En Seine-Maritime, mobilisation pour l’accompagnement des jeunes majeurs

Le conseil départemental de Seine-Maritime affirme sa volonté de restreindre les mesures d’accompagnement d’accueil provisoire jeunes majeurs (APJM). Les adolescents dépendants de l’Aide sociale à l’enfance (ASE) seraient donc livrés à eux-mêmes dès l’âge de 18 ans et quatre mois, alors que ce dispositif offre la possibilité de prolonger le suivi jusqu’à 21 ans. Groupement de citoyen·nes indigné·es, le collectif APJM 76 demande la révision de cette décision et en appelle à Édouard Philippe par le biais de la pétition intitulée Maintenons un accompagnement éducatif adapté pour les jeunes majeurs issus de l’ASE.

Difficile transition vers l’âge adulte

Leur texte se réfère au rapport publié en 2009 par l’Observatoire national de l’enfance en danger (ONED), Entrer dans l’âge adulte : la préparation et l’accompagnement des jeunes en fin de mesure de protection. L’organisme d’intérêt public était déjà interpellé « par le fait qu’il est demandé aux jeunes sortants des dispositifs de protection de l’enfance, plus vulnérables et disposant de moins de ressources, de faire plus et plus vite que la population générale dans l’accès à l’autonomie ».

Tenir compte de la réalité

« Cette décision date de plus de cinq ans, nous avons fait en sorte de la rappeler pour que soit travaillée en amont l’orientation vers le droit commun, relativise Geneviève Beridot, sous-directrice de l’ASE de la Seine Maritime. Il faut savoir faire sortir les jeunes de l’ASE, faire confiance à d’autres dispositifs comme les services sociaux de secteur, les missions locales, il y a tout un éventail de possibles vers lesquels il faut apprendre à faire le relais. » Le collectif APJM 76 rétorque que cette directive prévoyant le recours au droit commun « ne tient pas compte de la réalité des délais nécessaires pour accéder à un logement social ou un hébergement en CHRS, obtenir une mesure de tutelle, une notification de la Maison départementale de la personne handicapée, trouver une formation ou un emploi ».

Le risque du sans-abrisme

Signataire de la pétition (ils étaient 1 305 le 17 mai), une éducatrice spécialisée auprès de mineurs placés en famille d’accueil témoigne que « le travail d’accompagnement pour leur majorité est déjà un vrai casse-tête. L’accompagnement à la vie d’adulte prend du temps : études, travail, garantie pour le logement, autonomie financière.
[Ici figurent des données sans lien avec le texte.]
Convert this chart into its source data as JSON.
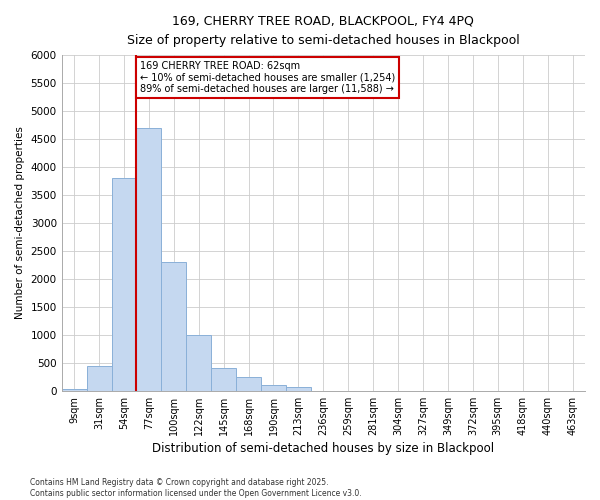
{
  "title_line1": "169, CHERRY TREE ROAD, BLACKPOOL, FY4 4PQ",
  "title_line2": "Size of property relative to semi-detached houses in Blackpool",
  "xlabel": "Distribution of semi-detached houses by size in Blackpool",
  "ylabel": "Number of semi-detached properties",
  "categories": [
    "9sqm",
    "31sqm",
    "54sqm",
    "77sqm",
    "100sqm",
    "122sqm",
    "145sqm",
    "168sqm",
    "190sqm",
    "213sqm",
    "236sqm",
    "259sqm",
    "281sqm",
    "304sqm",
    "327sqm",
    "349sqm",
    "372sqm",
    "395sqm",
    "418sqm",
    "440sqm",
    "463sqm"
  ],
  "bar_values": [
    30,
    450,
    3800,
    4700,
    2300,
    1000,
    400,
    250,
    100,
    70,
    0,
    0,
    0,
    0,
    0,
    0,
    0,
    0,
    0,
    0,
    0
  ],
  "bar_color": "#c5d8f0",
  "bar_edge_color": "#8ab0d8",
  "vline_color": "#cc0000",
  "vline_position": 2.5,
  "annotation_title": "169 CHERRY TREE ROAD: 62sqm",
  "annotation_line2": "← 10% of semi-detached houses are smaller (1,254)",
  "annotation_line3": "89% of semi-detached houses are larger (11,588) →",
  "annotation_box_color": "#cc0000",
  "ylim": [
    0,
    6000
  ],
  "yticks": [
    0,
    500,
    1000,
    1500,
    2000,
    2500,
    3000,
    3500,
    4000,
    4500,
    5000,
    5500,
    6000
  ],
  "grid_color": "#cccccc",
  "background_color": "#ffffff",
  "plot_bg_color": "#ffffff",
  "footnote": "Contains HM Land Registry data © Crown copyright and database right 2025.\nContains public sector information licensed under the Open Government Licence v3.0."
}
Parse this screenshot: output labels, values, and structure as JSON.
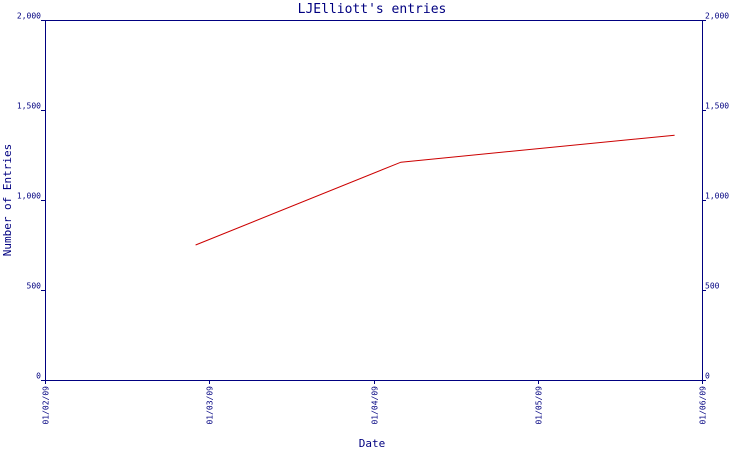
{
  "chart_data": {
    "type": "line",
    "title": "LJElliott's entries",
    "xlabel": "Date",
    "ylabel": "Number of Entries",
    "x_ticks": [
      "01/02/09",
      "01/03/09",
      "01/04/09",
      "01/05/09",
      "01/06/09"
    ],
    "y_ticks": [
      "0",
      "500",
      "1,000",
      "1,500",
      "2,000"
    ],
    "ylim": [
      0,
      2000
    ],
    "xlim": [
      "2009-01-02",
      "2009-01-06"
    ],
    "grid": false,
    "series": [
      {
        "x": [
          "2009-01-02 22:00",
          "2009-01-04 04:00",
          "2009-01-05 20:00"
        ],
        "values": [
          750,
          1210,
          1360
        ]
      }
    ],
    "colors": {
      "axis": "#000080",
      "series": "#cc0000",
      "background": "#ffffff"
    }
  }
}
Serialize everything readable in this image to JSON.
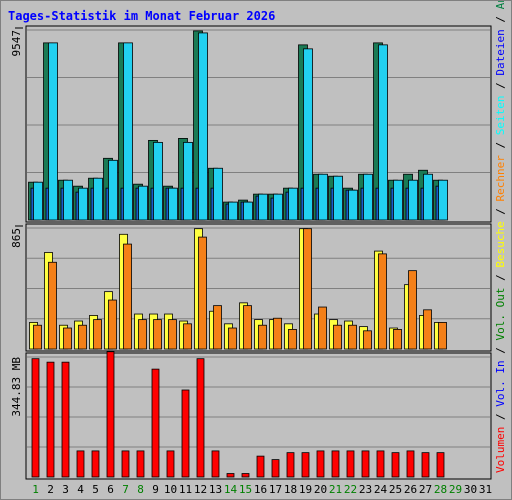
{
  "chart_data": [
    {
      "type": "bar",
      "title": "Tages-Statistik im Monat Februar 2026",
      "ylabel": "9547",
      "ylim": [
        0,
        9547
      ],
      "categories": [
        "1",
        "2",
        "3",
        "4",
        "5",
        "6",
        "7",
        "8",
        "9",
        "10",
        "11",
        "12",
        "13",
        "14",
        "15",
        "16",
        "17",
        "18",
        "19",
        "20",
        "21",
        "22",
        "23",
        "24",
        "25",
        "26",
        "27",
        "28",
        "29",
        "30",
        "31"
      ],
      "weekend_days": [
        "1",
        "7",
        "8",
        "14",
        "15",
        "21",
        "22",
        "28",
        "29"
      ],
      "series": [
        {
          "name": "Anfragen",
          "color": "#1a7a55",
          "values": [
            1900,
            8900,
            2000,
            1700,
            2100,
            3100,
            8900,
            1800,
            4000,
            1700,
            4100,
            9500,
            2600,
            900,
            1000,
            1300,
            1300,
            1600,
            8800,
            2300,
            2200,
            1600,
            2300,
            8900,
            2000,
            2300,
            2500,
            2000,
            null,
            null,
            null
          ]
        },
        {
          "name": "Dateien",
          "color": "#1a5ec8",
          "values": [
            1600,
            1600,
            1600,
            1400,
            1600,
            1600,
            1600,
            1600,
            1600,
            1600,
            1600,
            1600,
            1600,
            800,
            900,
            1200,
            1100,
            1400,
            1600,
            1600,
            1600,
            1500,
            1600,
            1600,
            1600,
            1600,
            1600,
            1700,
            null,
            null,
            null
          ]
        },
        {
          "name": "Seiten",
          "color": "#22d0f0",
          "values": [
            1900,
            8900,
            2000,
            1600,
            2100,
            3000,
            8900,
            1700,
            3900,
            1600,
            3900,
            9400,
            2600,
            900,
            900,
            1300,
            1300,
            1600,
            8600,
            2300,
            2200,
            1500,
            2300,
            8800,
            2000,
            2000,
            2300,
            2000,
            null,
            null,
            null
          ]
        }
      ]
    },
    {
      "type": "bar",
      "ylabel": "865",
      "ylim": [
        0,
        865
      ],
      "categories": [
        "1",
        "2",
        "3",
        "4",
        "5",
        "6",
        "7",
        "8",
        "9",
        "10",
        "11",
        "12",
        "13",
        "14",
        "15",
        "16",
        "17",
        "18",
        "19",
        "20",
        "21",
        "22",
        "23",
        "24",
        "25",
        "26",
        "27",
        "28",
        "29",
        "30",
        "31"
      ],
      "series": [
        {
          "name": "Besuche",
          "color": "#ffff40",
          "values": [
            190,
            690,
            170,
            200,
            240,
            410,
            820,
            250,
            250,
            250,
            200,
            860,
            270,
            180,
            330,
            210,
            210,
            180,
            860,
            250,
            210,
            200,
            160,
            700,
            150,
            460,
            240,
            190,
            null,
            null,
            null
          ]
        },
        {
          "name": "Rechner",
          "color": "#f48018",
          "values": [
            170,
            620,
            150,
            170,
            210,
            350,
            750,
            210,
            210,
            210,
            180,
            800,
            310,
            150,
            310,
            170,
            220,
            140,
            860,
            300,
            170,
            170,
            130,
            680,
            140,
            560,
            280,
            190,
            null,
            null,
            null
          ]
        }
      ]
    },
    {
      "type": "bar",
      "ylabel": "344.83 MB",
      "ylim": [
        0,
        344.83
      ],
      "categories": [
        "1",
        "2",
        "3",
        "4",
        "5",
        "6",
        "7",
        "8",
        "9",
        "10",
        "11",
        "12",
        "13",
        "14",
        "15",
        "16",
        "17",
        "18",
        "19",
        "20",
        "21",
        "22",
        "23",
        "24",
        "25",
        "26",
        "27",
        "28",
        "29",
        "30",
        "31"
      ],
      "series": [
        {
          "name": "Volumen",
          "color": "#ff0000",
          "values": [
            340,
            330,
            330,
            75,
            75,
            360,
            75,
            75,
            310,
            75,
            250,
            340,
            75,
            10,
            10,
            60,
            50,
            70,
            70,
            75,
            75,
            75,
            75,
            75,
            70,
            75,
            70,
            70,
            null,
            null,
            null
          ]
        }
      ]
    }
  ],
  "right_legend": [
    {
      "text": "Volumen",
      "color": "#ff0000"
    },
    {
      "text": " / ",
      "color": "#000000"
    },
    {
      "text": "Vol. In",
      "color": "#0000ff"
    },
    {
      "text": " / ",
      "color": "#000000"
    },
    {
      "text": "Vol. Out",
      "color": "#008000"
    },
    {
      "text": " / ",
      "color": "#000000"
    },
    {
      "text": "Besuche",
      "color": "#ffff00"
    },
    {
      "text": " / ",
      "color": "#000000"
    },
    {
      "text": "Rechner",
      "color": "#ff8000"
    },
    {
      "text": " / ",
      "color": "#000000"
    },
    {
      "text": "Seiten",
      "color": "#00ffff"
    },
    {
      "text": " / ",
      "color": "#000000"
    },
    {
      "text": "Dateien",
      "color": "#0000ff"
    },
    {
      "text": " / ",
      "color": "#000000"
    },
    {
      "text": "Anfragen",
      "color": "#008040"
    }
  ],
  "colors": {
    "background": "#c0c0c0",
    "title": "#0000ff",
    "weekday_label": "#000000",
    "weekend_label": "#008000",
    "grid": "#808080"
  }
}
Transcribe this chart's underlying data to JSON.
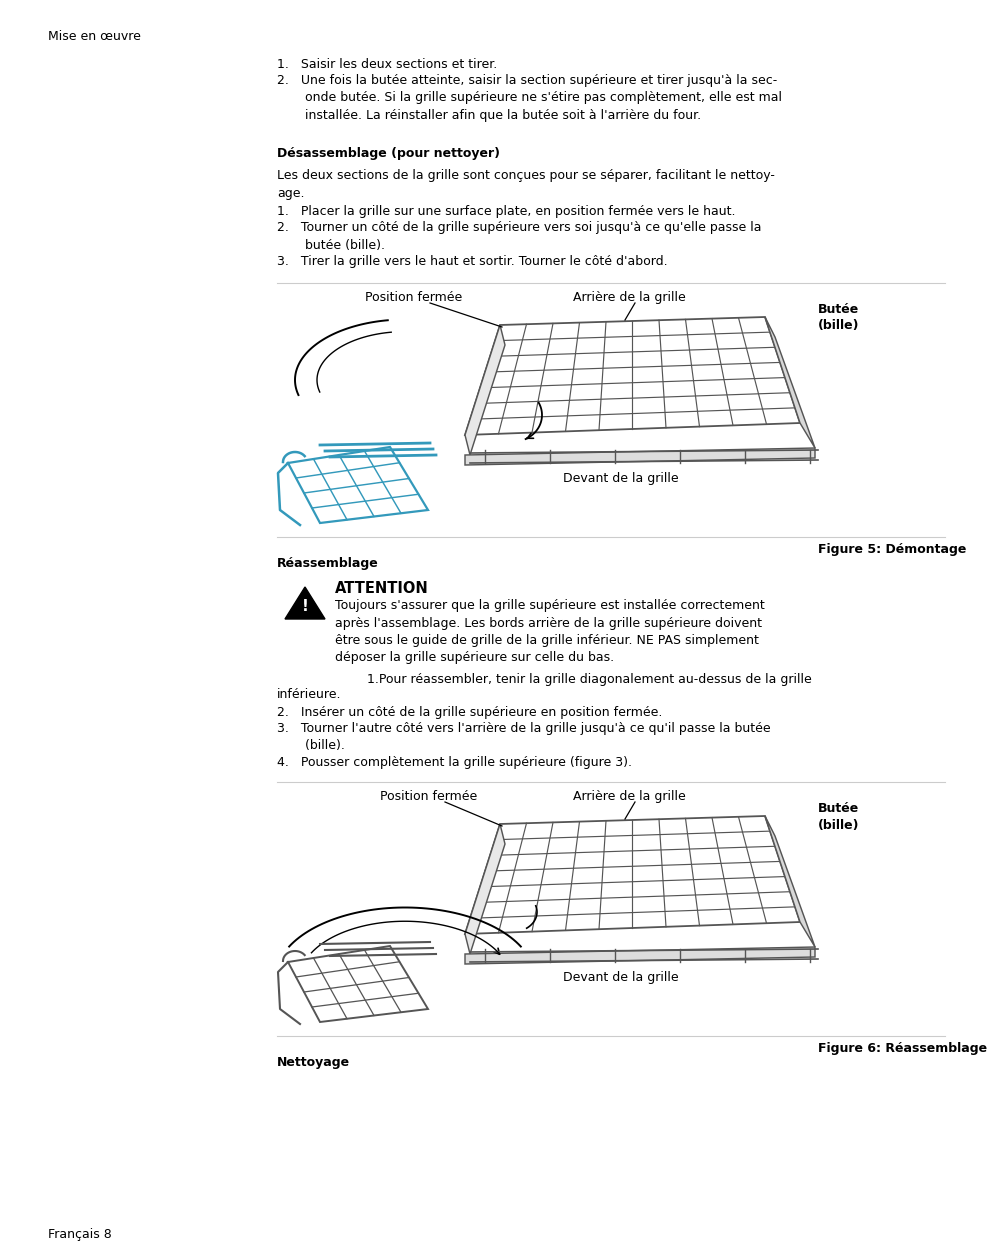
{
  "bg_color": "#ffffff",
  "text_color": "#000000",
  "header_text": "Mise en œuvre",
  "footer_text": "Français 8",
  "section1_items": [
    "1.   Saisir les deux sections et tirer.",
    "2.   Une fois la butée atteinte, saisir la section supérieure et tirer jusqu'à la sec-\n       onde butée. Si la grille supérieure ne s'étire pas complètement, elle est mal\n       installée. La réinstaller afin que la butée soit à l'arrière du four."
  ],
  "desassemblage_title": "Désassemblage (pour nettoyer)",
  "desassemblage_intro": "Les deux sections de la grille sont conçues pour se séparer, facilitant le nettoy-\nage.",
  "desassemblage_items": [
    "1.   Placer la grille sur une surface plate, en position fermée vers le haut.",
    "2.   Tourner un côté de la grille supérieure vers soi jusqu'à ce qu'elle passe la\n       butée (bille).",
    "3.   Tirer la grille vers le haut et sortir. Tourner le côté d'abord."
  ],
  "fig5_caption": "Figure 5: Démontage",
  "fig5_pos_fermee": "Position fermée",
  "fig5_arriere": "Arrière de la grille",
  "fig5_butee": "Butée\n(bille)",
  "fig5_devant": "Devant de la grille",
  "reassemblage_title": "Réassemblage",
  "attention_title": "ATTENTION",
  "attention_body": "Toujours s'assurer que la grille supérieure est installée correctement\naprès l'assemblage. Les bords arrière de la grille supérieure doivent\nêtre sous le guide de grille de la grille inférieur. NE PAS simplement\ndéposer la grille supérieure sur celle du bas.",
  "reassemblage_p1": "        1.Pour réassembler, tenir la grille diagonalement au-dessus de la grille",
  "reassemblage_p1b": "inférieure.",
  "reassemblage_items": [
    "2.   Insérer un côté de la grille supérieure en position fermée.",
    "3.   Tourner l'autre côté vers l'arrière de la grille jusqu'à ce qu'il passe la butée\n       (bille).",
    "4.   Pousser complètement la grille supérieure (figure 3)."
  ],
  "fig6_caption": "Figure 6: Réassemblage",
  "fig6_pos_fermee": "Position fermée",
  "fig6_arriere": "Arrière de la grille",
  "fig6_butee": "Butée\n(bille)",
  "fig6_devant": "Devant de la grille",
  "nettoyage_title": "Nettoyage",
  "rack_color": "#555555",
  "blue_color": "#3399bb",
  "line_color": "#cccccc",
  "line_lw": 0.8,
  "rack_lw": 1.3
}
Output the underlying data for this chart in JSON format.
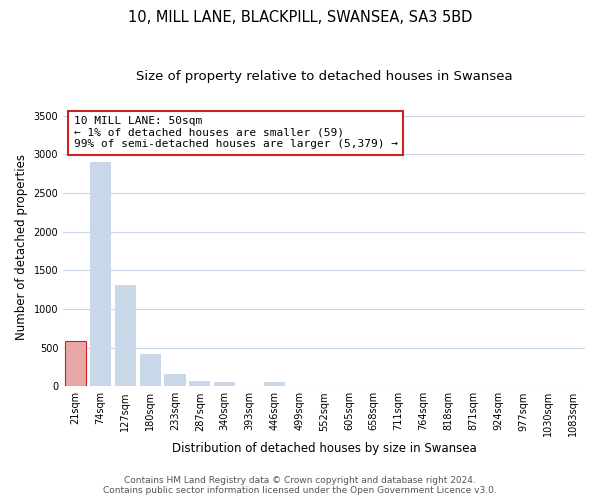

Rappelez-vous de vos 18 ans, sans l’aide de vos familles où en seriez-vous ? » Un autre éducateur spécialisé, depuis 40 ans, résume ainsi les raisons de sa signature : « je ne supporterai pas de voir les jeunes que nous avons accompagnés devenir SDF. »

Au département, le danger d’augmenter le nombre d’anciens de l’ASE parmi les personnes sans-abri n’est pas jugé alarmant. Arguant qu’il doit faire face à l’accueil des mineurs non accompagnés et mettre en place de nouveaux dispositifs, il reconnaît du bout des lèvres que c’est une mesure d’économie. La sous-directrice de l’ASE soutient surtout que l’entretien du 17e anniversaire « est un excellent outil pour préparer la sortie de l’ASE ».

Des dispositifs jeunesse fragiles

« On met trop souvent l’accent sur les dysfonctionnements de l’ASE, alors qu’il y a de nombreuses belles réussites, souligne Geneviève Beribot. Actuellement nous avons environ 250 APJM, parfois depuis bien plus que quatre mois. Nous avons aussi des refus de suivi après la majorité, parce qu’ils en ont assez, parce que c’est stigmatisant. Au vu de leur parcours de vie difficile, certains s’en sortiront, d’autres moins. De notre côté, on essaie de faire au mieux avec beaucoup de recul. » Si l’ASE se désengage auprès des jeunes majeurs, il faudra renforcer les dispositifs jeunesse de l’État ou de la Région… déjà saturés.